Бросаю телефон на кровать и тянусь, чтобы стянуть резинку с волос, потираю кожу головы, чтобы унять возникшую боль, и откидываю голову назад с закрытыми глазами, стараясь не думать ни о чем.
АШЕР
Тихонько открываю ее дверь, чтобы заглянуть и проверить, как она. Мне не понравилось, что она так быстро исчезла после ужина, и я беспокоюсь, что у нее что-то болит, особенно если она не приняла обезболивающие таблетки. Она сидит в постели, откинув голову к изголовью, с закрытыми глазами и подперев лодыжку подушкой. Я стою и любуюсь ею. Темные шелковистые волосы распущены и струятся по плечам, как шелковый водопад. Когда-то моей любимой прической на ней были радужные кудри, но этот парик никогда не вызывал у меня желания проводить по нему пальцами снова и снова, а потом сжимать, целуя ее до бесчувствия, так, как это делают ее естественные каштановые волны. Я влюбился в ее изгибы, движения и глаза, когда она была моей Бабочкой, но именно тихий книжный червь, ругающаяся и плачущая гусеница и все остальные слои милой Сави показали мне, что такое настоящая любовь.
Сейчас она снова другая. В чем-то она увереннее, в чем-то жестче, но под всем этим она по-прежнему заперта в клетке. Это клетка из невидимых прутьев, которые она сделала сама. О том, что я являюсь одной из причин, по которым она построила эту клетку, я буду сожалеть до конца своих дней. Когда ее великолепные голубые глаза распахиваются и смотрят на меня, боль и печаль в них заставляют меня закрыть за собой дверь и подойти к краю кровати. Осторожно кладу руки по обе стороны ее лодыжки и нежно потираю.
За последнюю неделю на эту женщину навалилось столько всего, что я не знаю, с чего начать, чтобы помочь. Наше появление в ее жизни, нападение на нее, сомнения в мотивах ее дяди — все это, должно быть, так подавляюще. Я не могу помочь в большинстве случаев, но могу попытаться объяснить кое-что из того, что произошло тогда.
Лезу в карман, достаю пузырек с обезболивающими таблетками, который прислали из больницы, и протягиваю ей. Она хмурит брови, жует нижнюю губу и, наконец, качает головой, я ставлю их на комод, достаю из кармана другой флакон с таблетками без рецепта и предлагаю его. Она несколько раз переводит взгляд с него на флакон, который я поставил на комод, пока не тянется, чтобы взять тот, что я держу в руке.

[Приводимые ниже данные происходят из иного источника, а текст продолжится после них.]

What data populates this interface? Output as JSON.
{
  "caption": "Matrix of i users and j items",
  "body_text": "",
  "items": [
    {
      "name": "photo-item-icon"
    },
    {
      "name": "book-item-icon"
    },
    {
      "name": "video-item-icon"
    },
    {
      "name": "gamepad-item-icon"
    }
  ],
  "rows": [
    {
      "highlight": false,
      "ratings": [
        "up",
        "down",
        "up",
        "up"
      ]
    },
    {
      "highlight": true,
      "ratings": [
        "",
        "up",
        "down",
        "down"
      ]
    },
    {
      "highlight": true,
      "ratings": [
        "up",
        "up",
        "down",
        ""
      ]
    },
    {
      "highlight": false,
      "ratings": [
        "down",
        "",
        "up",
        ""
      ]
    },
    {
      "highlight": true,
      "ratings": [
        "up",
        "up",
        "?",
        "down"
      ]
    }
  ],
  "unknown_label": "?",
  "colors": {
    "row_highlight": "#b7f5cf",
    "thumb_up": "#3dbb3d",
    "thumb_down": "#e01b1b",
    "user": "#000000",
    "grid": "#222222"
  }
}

— Милая, если тебе больно, можно принимать более сильные таблетки, — говорю я ей, нахмурившись. Она вздыхает и качает головой.
— Нет, они мне не нужны от боли. Я просто не хочу, чтобы мне снились кошмары, но это не лучший способ справиться с ними, так что я обойдусь аптечными, спасибо.
Мои пальцы крепко сжимают бутылку, ненавидя мысль о том, что она боится заснуть без лекарств. Отворачиваюсь и приношу ей стакан воды из ванной, а затем сажусь рядом с ней на кровать, пока она принимает пару таблеток и выпивает половину стакана, а затем ставит их, рядом с кроватью. Сави отворачивает от меня голову и смотрит в сторону. Я знаю, это означает, что она хочет побыть одна, но не могу вынести ее грусть или оставить ее одну прямо сейчас, поэтому я тянусь через нее, выключаю свет, а затем растягиваюсь рядом на кровати и притягиваю ее к своей груди, обхватывая за талию. Она напрягается в моих объятиях, но не пытается отстраниться.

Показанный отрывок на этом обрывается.